Juba: South Sudan's government has agreed on weapons it will let rebel leader Riek Machar bring on his return to the capital as part of a peace deal, resolving a last-minute row that led to a delay this week, the government and the mediator said on Friday.
The announcement follows repeated delays to Machar's return since a peace deal was signed in August and growing frustration in the international community with the warring sides after more than two years of conflict that has shattered the young nation.
Machar, who will take up the position of First Vice President to President Salva Kiir in a transitional government, had been due to return earlier this week but wrangling over what troops and weapons he could bring with him led to a fresh delay.
The Joint Monitoring and Evaluation Commission (JMEC), which includes Western powers, African representatives and others, proposed letting Machar bring 195 members of his forces, part of a quota agreed in a peace deal, and a limited amount of arms.
The rebels accepted the deal proposed on Thursday but the government balked at some listed weapons, including rocket propelled grenade launchers. It relented on Friday.
Government spokesman Michael Makuei said the government had accepted the terms "with immediate effect".
"I welcome this concession by the government," JMEC Chairman Festus Mogae said in a statement, after threatening a day before that he would seek an "appropriate response" from the UN Security Council and African Union if a deal was not reached.
"No further delay is tolerable," said Mogae, a former president of Botswana, pushing for Machar's return on Saturday.
Makuei said timing depended on verifying equipment and troop numbers, so Machar could return on Monday at the earliest.

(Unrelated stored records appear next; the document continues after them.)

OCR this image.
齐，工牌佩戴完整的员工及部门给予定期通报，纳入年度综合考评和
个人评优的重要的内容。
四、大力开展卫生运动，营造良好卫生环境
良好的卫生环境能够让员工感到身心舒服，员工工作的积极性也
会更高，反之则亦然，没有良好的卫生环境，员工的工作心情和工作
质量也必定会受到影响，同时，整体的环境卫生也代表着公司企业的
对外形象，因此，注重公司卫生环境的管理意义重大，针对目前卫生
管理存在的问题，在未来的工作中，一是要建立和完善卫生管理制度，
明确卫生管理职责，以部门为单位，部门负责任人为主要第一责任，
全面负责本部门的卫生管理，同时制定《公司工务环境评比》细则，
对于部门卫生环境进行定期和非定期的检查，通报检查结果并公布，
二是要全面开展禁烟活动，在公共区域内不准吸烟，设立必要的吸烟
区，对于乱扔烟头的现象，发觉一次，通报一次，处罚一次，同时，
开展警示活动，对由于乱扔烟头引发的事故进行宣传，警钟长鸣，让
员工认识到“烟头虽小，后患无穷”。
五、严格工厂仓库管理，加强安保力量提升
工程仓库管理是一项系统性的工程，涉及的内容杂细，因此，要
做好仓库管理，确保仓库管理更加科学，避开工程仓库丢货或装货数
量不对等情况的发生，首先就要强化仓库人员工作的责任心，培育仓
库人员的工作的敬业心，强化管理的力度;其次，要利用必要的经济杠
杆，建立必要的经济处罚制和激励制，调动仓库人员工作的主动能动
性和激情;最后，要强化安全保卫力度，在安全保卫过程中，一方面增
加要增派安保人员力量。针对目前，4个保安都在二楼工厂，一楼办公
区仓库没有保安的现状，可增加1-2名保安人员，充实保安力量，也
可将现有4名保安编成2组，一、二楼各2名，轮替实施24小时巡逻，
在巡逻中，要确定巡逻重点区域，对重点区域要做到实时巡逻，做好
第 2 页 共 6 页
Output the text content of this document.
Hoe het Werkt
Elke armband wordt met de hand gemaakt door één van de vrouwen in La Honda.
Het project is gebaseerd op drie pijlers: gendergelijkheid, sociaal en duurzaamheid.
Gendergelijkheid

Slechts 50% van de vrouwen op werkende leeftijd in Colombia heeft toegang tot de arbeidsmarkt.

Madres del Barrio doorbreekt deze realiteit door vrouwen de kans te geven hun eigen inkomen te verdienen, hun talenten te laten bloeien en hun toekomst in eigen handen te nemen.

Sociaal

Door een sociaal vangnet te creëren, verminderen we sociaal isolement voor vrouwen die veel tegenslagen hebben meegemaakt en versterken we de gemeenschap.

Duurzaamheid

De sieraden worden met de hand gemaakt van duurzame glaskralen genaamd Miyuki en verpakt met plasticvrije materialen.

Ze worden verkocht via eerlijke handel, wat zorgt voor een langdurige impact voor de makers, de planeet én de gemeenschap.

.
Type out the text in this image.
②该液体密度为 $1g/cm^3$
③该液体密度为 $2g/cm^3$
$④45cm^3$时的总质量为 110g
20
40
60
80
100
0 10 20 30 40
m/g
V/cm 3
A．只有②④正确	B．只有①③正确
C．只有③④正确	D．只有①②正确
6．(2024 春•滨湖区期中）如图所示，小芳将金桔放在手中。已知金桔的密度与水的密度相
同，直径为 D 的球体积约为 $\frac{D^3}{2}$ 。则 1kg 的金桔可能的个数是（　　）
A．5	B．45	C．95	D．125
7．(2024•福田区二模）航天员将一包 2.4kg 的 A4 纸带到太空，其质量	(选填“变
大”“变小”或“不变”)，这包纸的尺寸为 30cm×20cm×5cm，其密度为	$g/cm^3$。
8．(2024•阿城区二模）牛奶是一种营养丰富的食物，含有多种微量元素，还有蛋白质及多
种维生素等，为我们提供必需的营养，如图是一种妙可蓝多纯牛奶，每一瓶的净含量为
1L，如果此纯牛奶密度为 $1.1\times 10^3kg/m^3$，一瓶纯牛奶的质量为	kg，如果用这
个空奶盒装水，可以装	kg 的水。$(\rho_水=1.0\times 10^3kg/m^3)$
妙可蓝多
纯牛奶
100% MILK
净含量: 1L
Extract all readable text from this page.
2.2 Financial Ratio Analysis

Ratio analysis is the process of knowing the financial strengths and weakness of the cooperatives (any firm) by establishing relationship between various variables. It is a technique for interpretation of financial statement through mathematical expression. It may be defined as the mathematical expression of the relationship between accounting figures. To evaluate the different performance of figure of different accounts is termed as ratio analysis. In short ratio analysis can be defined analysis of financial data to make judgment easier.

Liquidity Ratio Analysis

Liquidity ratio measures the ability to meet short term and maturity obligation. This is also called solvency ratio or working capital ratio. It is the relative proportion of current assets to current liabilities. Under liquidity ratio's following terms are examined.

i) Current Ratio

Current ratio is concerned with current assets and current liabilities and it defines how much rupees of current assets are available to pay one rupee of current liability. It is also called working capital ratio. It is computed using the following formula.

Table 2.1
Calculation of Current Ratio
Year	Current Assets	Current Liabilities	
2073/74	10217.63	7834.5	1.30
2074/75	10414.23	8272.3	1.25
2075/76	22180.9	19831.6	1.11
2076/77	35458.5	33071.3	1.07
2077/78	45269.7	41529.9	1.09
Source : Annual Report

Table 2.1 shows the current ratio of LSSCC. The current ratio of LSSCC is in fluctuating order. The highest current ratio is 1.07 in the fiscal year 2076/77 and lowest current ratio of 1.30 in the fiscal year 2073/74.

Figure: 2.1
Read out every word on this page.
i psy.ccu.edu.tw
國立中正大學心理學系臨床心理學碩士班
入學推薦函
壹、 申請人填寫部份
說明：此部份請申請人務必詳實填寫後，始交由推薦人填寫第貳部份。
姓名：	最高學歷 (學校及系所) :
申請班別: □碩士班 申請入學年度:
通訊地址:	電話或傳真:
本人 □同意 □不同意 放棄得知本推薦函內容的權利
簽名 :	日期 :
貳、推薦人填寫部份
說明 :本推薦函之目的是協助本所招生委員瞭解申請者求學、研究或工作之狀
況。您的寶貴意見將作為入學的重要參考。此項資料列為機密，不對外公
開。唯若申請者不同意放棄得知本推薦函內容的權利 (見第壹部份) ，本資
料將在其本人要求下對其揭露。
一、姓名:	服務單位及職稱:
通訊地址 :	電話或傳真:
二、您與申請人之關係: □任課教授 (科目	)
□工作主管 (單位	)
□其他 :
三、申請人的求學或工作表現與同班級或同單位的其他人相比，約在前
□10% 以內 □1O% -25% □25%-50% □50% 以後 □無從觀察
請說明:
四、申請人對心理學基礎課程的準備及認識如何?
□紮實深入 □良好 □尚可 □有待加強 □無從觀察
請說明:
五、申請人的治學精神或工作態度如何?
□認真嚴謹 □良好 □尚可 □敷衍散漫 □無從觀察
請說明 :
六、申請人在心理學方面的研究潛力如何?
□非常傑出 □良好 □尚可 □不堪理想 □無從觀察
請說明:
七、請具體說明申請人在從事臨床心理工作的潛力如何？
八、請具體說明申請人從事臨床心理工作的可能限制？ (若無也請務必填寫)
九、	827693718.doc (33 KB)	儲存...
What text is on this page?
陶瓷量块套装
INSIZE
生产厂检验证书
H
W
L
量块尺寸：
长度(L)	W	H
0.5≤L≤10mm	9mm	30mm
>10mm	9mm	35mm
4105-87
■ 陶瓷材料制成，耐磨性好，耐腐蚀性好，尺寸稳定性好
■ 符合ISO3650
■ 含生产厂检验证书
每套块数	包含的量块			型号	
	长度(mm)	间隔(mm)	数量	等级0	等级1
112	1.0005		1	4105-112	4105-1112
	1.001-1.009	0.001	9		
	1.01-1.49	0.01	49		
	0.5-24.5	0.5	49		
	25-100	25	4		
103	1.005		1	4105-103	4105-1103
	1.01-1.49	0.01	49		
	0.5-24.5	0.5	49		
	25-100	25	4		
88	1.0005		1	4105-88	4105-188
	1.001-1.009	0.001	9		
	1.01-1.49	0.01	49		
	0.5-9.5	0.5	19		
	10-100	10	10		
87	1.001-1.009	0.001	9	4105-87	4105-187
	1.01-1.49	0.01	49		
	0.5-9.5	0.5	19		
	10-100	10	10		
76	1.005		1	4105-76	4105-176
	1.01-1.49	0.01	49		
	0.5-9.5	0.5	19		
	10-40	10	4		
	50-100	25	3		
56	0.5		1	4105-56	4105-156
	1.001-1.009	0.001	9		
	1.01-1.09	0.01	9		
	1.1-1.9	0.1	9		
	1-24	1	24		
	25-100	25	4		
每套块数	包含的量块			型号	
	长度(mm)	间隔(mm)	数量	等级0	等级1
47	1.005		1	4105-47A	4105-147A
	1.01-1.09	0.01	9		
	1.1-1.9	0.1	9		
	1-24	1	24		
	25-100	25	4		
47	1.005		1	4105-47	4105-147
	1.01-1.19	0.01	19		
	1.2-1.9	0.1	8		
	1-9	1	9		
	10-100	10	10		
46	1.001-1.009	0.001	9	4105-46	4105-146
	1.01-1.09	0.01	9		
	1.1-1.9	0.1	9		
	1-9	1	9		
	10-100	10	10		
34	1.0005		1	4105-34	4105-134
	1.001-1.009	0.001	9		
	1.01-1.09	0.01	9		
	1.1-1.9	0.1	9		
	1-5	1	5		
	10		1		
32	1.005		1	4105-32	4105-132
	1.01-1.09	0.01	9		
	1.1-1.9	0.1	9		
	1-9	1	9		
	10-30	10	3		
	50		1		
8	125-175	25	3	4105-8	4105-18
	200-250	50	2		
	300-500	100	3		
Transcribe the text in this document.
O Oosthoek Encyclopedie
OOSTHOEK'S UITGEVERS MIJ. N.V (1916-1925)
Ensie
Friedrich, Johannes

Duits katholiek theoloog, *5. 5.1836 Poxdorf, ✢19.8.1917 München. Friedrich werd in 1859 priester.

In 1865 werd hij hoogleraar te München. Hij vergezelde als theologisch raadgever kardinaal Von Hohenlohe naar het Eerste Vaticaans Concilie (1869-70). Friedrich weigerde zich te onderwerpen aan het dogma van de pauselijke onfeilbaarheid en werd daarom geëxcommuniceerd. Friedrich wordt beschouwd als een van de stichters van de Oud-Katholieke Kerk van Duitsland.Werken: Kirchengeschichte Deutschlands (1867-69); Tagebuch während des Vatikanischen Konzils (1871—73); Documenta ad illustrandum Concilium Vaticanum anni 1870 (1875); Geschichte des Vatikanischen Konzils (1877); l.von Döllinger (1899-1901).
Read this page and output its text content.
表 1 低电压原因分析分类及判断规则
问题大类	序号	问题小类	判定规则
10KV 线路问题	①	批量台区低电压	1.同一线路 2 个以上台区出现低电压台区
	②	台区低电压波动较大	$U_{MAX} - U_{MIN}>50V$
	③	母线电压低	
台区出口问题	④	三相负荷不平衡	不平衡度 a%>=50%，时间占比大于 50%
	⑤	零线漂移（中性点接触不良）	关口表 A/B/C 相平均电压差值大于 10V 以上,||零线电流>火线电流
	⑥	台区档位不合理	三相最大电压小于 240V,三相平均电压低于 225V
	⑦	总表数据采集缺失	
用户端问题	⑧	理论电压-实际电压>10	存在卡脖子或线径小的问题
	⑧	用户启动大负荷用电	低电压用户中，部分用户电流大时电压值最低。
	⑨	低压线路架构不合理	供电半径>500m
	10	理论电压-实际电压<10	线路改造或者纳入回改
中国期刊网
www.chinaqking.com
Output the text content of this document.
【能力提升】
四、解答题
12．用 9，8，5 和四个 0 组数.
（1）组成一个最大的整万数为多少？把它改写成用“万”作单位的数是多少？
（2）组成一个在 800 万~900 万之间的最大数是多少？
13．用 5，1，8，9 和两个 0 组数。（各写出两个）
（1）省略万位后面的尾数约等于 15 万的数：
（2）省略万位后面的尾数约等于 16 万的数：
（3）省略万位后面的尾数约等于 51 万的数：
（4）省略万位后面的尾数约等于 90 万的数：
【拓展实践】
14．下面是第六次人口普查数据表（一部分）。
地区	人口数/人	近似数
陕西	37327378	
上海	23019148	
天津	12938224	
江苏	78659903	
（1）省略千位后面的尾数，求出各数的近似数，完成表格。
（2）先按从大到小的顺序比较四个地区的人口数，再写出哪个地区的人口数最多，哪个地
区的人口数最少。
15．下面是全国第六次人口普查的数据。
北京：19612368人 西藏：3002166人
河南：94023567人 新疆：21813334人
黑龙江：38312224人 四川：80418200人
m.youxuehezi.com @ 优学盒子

Sponsors of the peace process fear the already fragile deal could unravel if it is not implemented more swiftly and differences are not patched up between Machar and Kiir.
Kiir's sacking of Machar as his deputy in 2013 precipitated the crisis that led to a conflict in December 2013. Fighting has often run along ethnic lines, pitting Kiir's dominant Dinka ethnic group against Machar's Nuer.
Thousands of people have been killed and more than 2 million people forced to flee their homes during fighting in a nation that secured its independence in 2011.
Oil production, on which the government depends, has plummeted and many of the nation's 11 million people have struggled to find enough food to eat.